Q : Quelles informations un enregistrement CVE bien structuré doit-il contenir ?
R :
Un enregistrement CVE complet doit comporter un identifiant unique, une description de la vulnérabilité, les produits et versions concernés, le niveau de gravité, ainsi que des références aux avis de sécurité ou aux correctifs des éditeurs. Ces éléments permettent aux organisations de comprendre leur exposition au risque et d’y répondre efficacement.
Q : En quoi le CVSS, le CWE, l’EPSS et le KEV diffèrent-ils d’un CVE ? R : Un CVE identifie une vulnérabilité spécifique, tandis que le CVSS en mesure la gravité, l’EPSS estime la probabilité d’une exploitation à court terme, le CWE classe la faille de codage sous-jacente et le KEV identifie les vulnérabilités activement exploitées dans le monde réel. Ensemble, ces référentiels contribuent à fournir le contexte nécessaire pour hiérarchiser les mesures correctives.

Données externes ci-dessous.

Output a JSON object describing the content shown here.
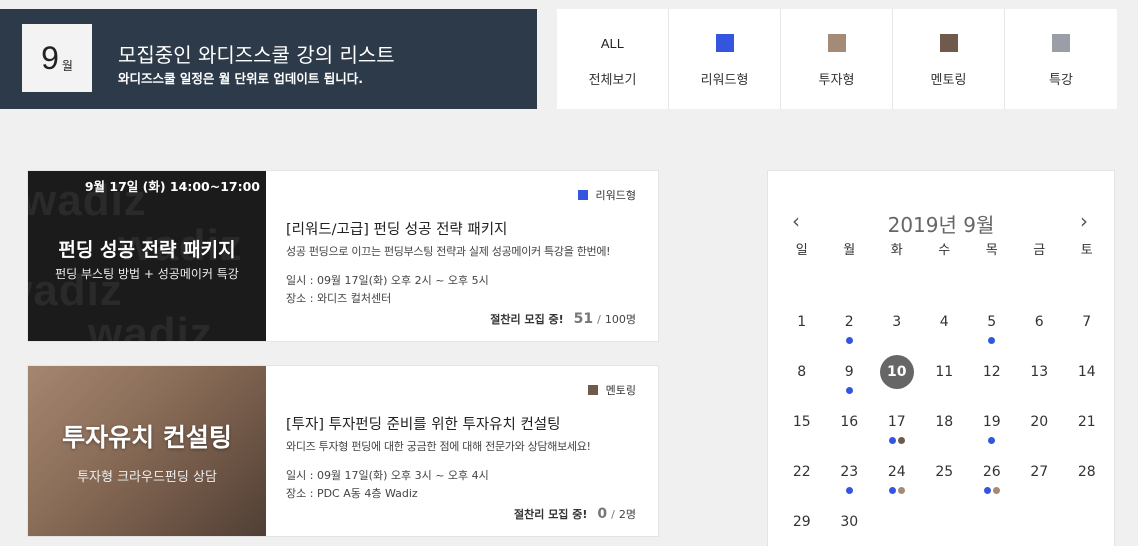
{
  "header": {
    "month_num": "9",
    "month_unit": "월",
    "title": "모집중인 와디즈스쿨 강의 리스트",
    "subtitle": "와디즈스쿨 일정은 월 단위로 업데이트 됩니다."
  },
  "filters": [
    {
      "top": "ALL",
      "label": "전체보기",
      "color": null
    },
    {
      "top": "",
      "label": "리워드형",
      "color": "#3355e0"
    },
    {
      "top": "",
      "label": "투자형",
      "color": "#a58a75"
    },
    {
      "top": "",
      "label": "멘토링",
      "color": "#6f5a4c"
    },
    {
      "top": "",
      "label": "특강",
      "color": "#9a9ea6"
    }
  ],
  "cards": [
    {
      "thumb_date": "9월 17일 (화) 14:00~17:00",
      "thumb_title": "펀딩 성공 전략 패키지",
      "thumb_sub": "펀딩 부스팅 방법 + 성공메이커 특강",
      "watermark": "wadiz",
      "tag": "리워드형",
      "tag_color": "#3355e0",
      "title": "[리워드/고급] 펀딩 성공 전략 패키지",
      "desc": "성공 펀딩으로 이끄는 펀딩부스팅 전략과 실제 성공메이커 특강을 한번에!",
      "when": "일시 : 09월 17일(화) 오후 2시 ~ 오후 5시",
      "where": "장소 : 와디즈 컬처센터",
      "status": "절찬리 모집 중!",
      "count": "51",
      "slash": "/",
      "capacity": "100명"
    },
    {
      "thumb_title": "투자유치 컨설팅",
      "thumb_sub": "투자형 크라우드펀딩 상담",
      "tag": "멘토링",
      "tag_color": "#6f5a4c",
      "title": "[투자] 투자펀딩 준비를 위한 투자유치 컨설팅",
      "desc": "와디즈 투자형 펀딩에 대한 궁금한 점에 대해 전문가와 상담해보세요!",
      "when": "일시 : 09월 17일(화) 오후 3시 ~ 오후 4시",
      "where": "장소 : PDC A동 4층 Wadiz",
      "status": "절찬리 모집 중!",
      "count": "0",
      "slash": "/",
      "capacity": "2명"
    }
  ],
  "calendar": {
    "prev": "‹",
    "next": "›",
    "title": "2019년 9월",
    "weekdays": [
      "일",
      "월",
      "화",
      "수",
      "목",
      "금",
      "토"
    ],
    "today": "10",
    "dot_colors": {
      "blue": "#3355e0",
      "brown": "#6f5a4c",
      "tan": "#a58a75"
    },
    "weeks": [
      [
        [
          "1"
        ],
        [
          "2",
          "blue"
        ],
        [
          "3"
        ],
        [
          "4"
        ],
        [
          "5",
          "blue"
        ],
        [
          "6"
        ],
        [
          "7"
        ]
      ],
      [
        [
          "8"
        ],
        [
          "9",
          "blue"
        ],
        [
          "10"
        ],
        [
          "11"
        ],
        [
          "12"
        ],
        [
          "13"
        ],
        [
          "14"
        ]
      ],
      [
        [
          "15"
        ],
        [
          "16"
        ],
        [
          "17",
          "blue",
          "brown"
        ],
        [
          "18"
        ],
        [
          "19",
          "blue"
        ],
        [
          "20"
        ],
        [
          "21"
        ]
      ],
      [
        [
          "22"
        ],
        [
          "23",
          "blue"
        ],
        [
          "24",
          "blue",
          "tan"
        ],
        [
          "25"
        ],
        [
          "26",
          "blue",
          "tan"
        ],
        [
          "27"
        ],
        [
          "28"
        ]
      ],
      [
        [
          "29"
        ],
        [
          "30"
        ]
      ]
    ]
  }
}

Q : Quels sont les critères pris en compte par Commvault dans ses propres pratiques de communication d’informations ? R : Commvault applique à ses propres communications les mêmes critères qu’elle attend des autres : transparence, régularité et clarté. C’est ainsi que Commvault protège ses clients.
Q : Quels sont les éléments que les dirigeants d’entreprise doivent prendre en compte lorsqu’ils évaluent les pratiques des fournisseurs en matière de gestion des vulnérabilités ? R : Les dirigeants doivent s’assurer que les fournisseurs disposent de calendriers de divulgation coordonnés, de registres CVE complets et précis, de consignes de correction claires, de programmes de reporting solides, ainsi que de la capacité à déterminer rapidement si leurs produits sont affectés par des vulnérabilités récemment divulguées. Ces caractéristiques témoignent d’une culture de sécurité forte et renforcent la résilience de l’organisation. Werner Nel est responsable principal de l’expérience produit chez Commvault.